Vodafone’s network in the Gulf state of Qatar appears to be slowly getting back into operation after a day-long outage – but the company is no clearer about the causes.
Consumers were reporting this morning that the 2G network was working but 4G was still not working.
The company’s initial response on Monday was to blame a technology upgrade. “While performing a critical service upgrade to the network earlier today, we faced a technical issue causing the current outage,” said the company.
Vodafone Qatar said later that engineers “from our global partners” were flying in to “solve a technical issue triggered by a routine upgrade as part of our network modernisation programme”. It added: “We will announce a full compensation for all consumer and business postpaid and prepaid customers in due course.”
There has been no suggestion that the outage is related to the boycott of Qatar by Bahrain, Egypt, Saudi Arabia and the United Arab Emirates, which have alleged that the country is backing terrorism and have demanded that it close down its Al Jazeera TV station.
Vodafone Qatar is quoted on the Qatar stock exchange. Around 82,000 Qatari nationals bought about 50% of the company in a share flotation in 2009, less than two years after it won its licence to compete with Qtel – now Ooredoo. The Qatar Foundation owns 27% of the company and the Vodafone group just 23%.
Now the company is facing pressure from the country’s Communications Regulatory Authority (CRA), which said it “has initiated a full investigation into the outage”.
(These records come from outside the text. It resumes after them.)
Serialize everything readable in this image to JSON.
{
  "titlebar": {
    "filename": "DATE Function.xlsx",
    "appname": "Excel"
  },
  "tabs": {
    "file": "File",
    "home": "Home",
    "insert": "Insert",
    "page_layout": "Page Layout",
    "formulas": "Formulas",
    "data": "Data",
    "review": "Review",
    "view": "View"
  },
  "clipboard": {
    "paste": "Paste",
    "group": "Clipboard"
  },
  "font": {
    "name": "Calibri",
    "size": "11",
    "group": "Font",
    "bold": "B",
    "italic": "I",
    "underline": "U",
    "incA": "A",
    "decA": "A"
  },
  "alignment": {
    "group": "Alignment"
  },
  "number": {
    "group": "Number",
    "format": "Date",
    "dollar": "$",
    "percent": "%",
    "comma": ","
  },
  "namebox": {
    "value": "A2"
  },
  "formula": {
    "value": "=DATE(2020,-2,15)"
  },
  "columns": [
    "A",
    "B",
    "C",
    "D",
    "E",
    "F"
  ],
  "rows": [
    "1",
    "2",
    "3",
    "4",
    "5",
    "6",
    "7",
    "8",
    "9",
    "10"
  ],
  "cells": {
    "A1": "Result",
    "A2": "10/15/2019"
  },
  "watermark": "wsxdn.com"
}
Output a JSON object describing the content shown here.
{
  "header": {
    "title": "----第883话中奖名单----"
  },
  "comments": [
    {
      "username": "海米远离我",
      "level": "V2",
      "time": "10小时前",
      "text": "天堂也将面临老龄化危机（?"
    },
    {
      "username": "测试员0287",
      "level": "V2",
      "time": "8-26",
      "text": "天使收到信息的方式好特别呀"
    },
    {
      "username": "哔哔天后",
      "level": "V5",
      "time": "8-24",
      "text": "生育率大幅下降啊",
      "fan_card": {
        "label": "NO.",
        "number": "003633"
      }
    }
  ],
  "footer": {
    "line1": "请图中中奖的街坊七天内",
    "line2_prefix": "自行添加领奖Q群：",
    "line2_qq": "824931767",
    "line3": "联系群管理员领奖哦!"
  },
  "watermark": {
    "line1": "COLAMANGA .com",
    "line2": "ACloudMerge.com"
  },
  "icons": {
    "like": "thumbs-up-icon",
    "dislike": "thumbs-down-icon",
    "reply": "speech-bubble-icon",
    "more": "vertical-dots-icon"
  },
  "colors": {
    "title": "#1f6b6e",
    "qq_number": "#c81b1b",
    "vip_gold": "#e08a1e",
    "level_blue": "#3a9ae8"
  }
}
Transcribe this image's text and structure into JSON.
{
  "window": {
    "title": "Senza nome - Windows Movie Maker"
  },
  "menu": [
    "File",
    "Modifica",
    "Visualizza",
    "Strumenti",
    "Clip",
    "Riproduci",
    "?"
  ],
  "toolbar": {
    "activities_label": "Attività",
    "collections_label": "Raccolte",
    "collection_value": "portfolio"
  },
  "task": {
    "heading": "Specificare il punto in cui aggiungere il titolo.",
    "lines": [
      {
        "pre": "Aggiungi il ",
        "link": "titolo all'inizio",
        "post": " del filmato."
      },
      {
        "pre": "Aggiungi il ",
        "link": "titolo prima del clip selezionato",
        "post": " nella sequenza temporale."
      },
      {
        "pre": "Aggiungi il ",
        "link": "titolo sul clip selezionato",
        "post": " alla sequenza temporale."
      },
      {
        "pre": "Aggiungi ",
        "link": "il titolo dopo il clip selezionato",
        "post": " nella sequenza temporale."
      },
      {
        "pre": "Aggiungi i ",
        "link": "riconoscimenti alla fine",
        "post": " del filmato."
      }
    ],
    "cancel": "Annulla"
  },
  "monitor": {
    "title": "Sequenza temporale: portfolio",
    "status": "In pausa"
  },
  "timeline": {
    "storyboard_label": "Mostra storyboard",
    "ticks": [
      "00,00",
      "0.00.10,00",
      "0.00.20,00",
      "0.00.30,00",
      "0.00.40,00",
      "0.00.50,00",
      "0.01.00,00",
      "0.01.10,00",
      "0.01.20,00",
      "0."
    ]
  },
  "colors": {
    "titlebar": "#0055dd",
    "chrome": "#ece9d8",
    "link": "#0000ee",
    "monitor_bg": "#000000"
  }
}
The regulator has demanded “a detailed investigation report” by Thursday, “addressing violations of the service continuity and customer information obligations stated in its licence”. It pointed out: “Vodafone is bound by its licence to provide customers with appropriate compensation for this disruption of service.”
The company immediately took steps to do just that, saying: “As part of the compensation plan, all balances that expired last night will be returned to customers in full. with a new expiry date of 28 July 2017. Moreover balances scheduled to expire in the next 10 days will have their expiry date extended so they remain valid until 28 July 2017.”
The CRA said it wanted details on the “main cause of the outage, the nature and extent of the impact on customers, the steps taken to resolve the issue, and the measures and procedures put in place to avoid such outages in the future”.
In its annual results in May, Vodafone Qatar admitted declining customer numbers and declining revenue: both fell in 12 months by about 3% to 1.5 million and 2.06 billion riyals ($560 million) respectively for the financial year ending 31 March.
CEO Ian Gray – who joined in late 2015 after chairing Vodafone Egypt – said at the time: “This has been an important year for Vodafone Qatar. We have achieved a turnaround in the business and delivered real improvements in financial and operational performance. Notably, the superior quality of our network was substantiated by independent technical network audit and our world class customer service is reflected in our positive customer satisfaction results.”
He said decline in revenue was “due to a shift away from lower margin business and reduction in mobile termination rates” and decline in customer numbers was “due to a one-time disconnection of customers with inadequate customer registration information”.
The outage will cause a headache for new chief operating officer Sheikh Hamad Bin Abdullah Al-Thani, appointed earlier this month. He has a bachelor’s degree in computer science from the University of Ottawa, but is also a member of Qatar’s ruling family. Rival company Ooredoo is chaired by Sheikh Abdulla Bin Mohammed Bin Saud Al-Thani.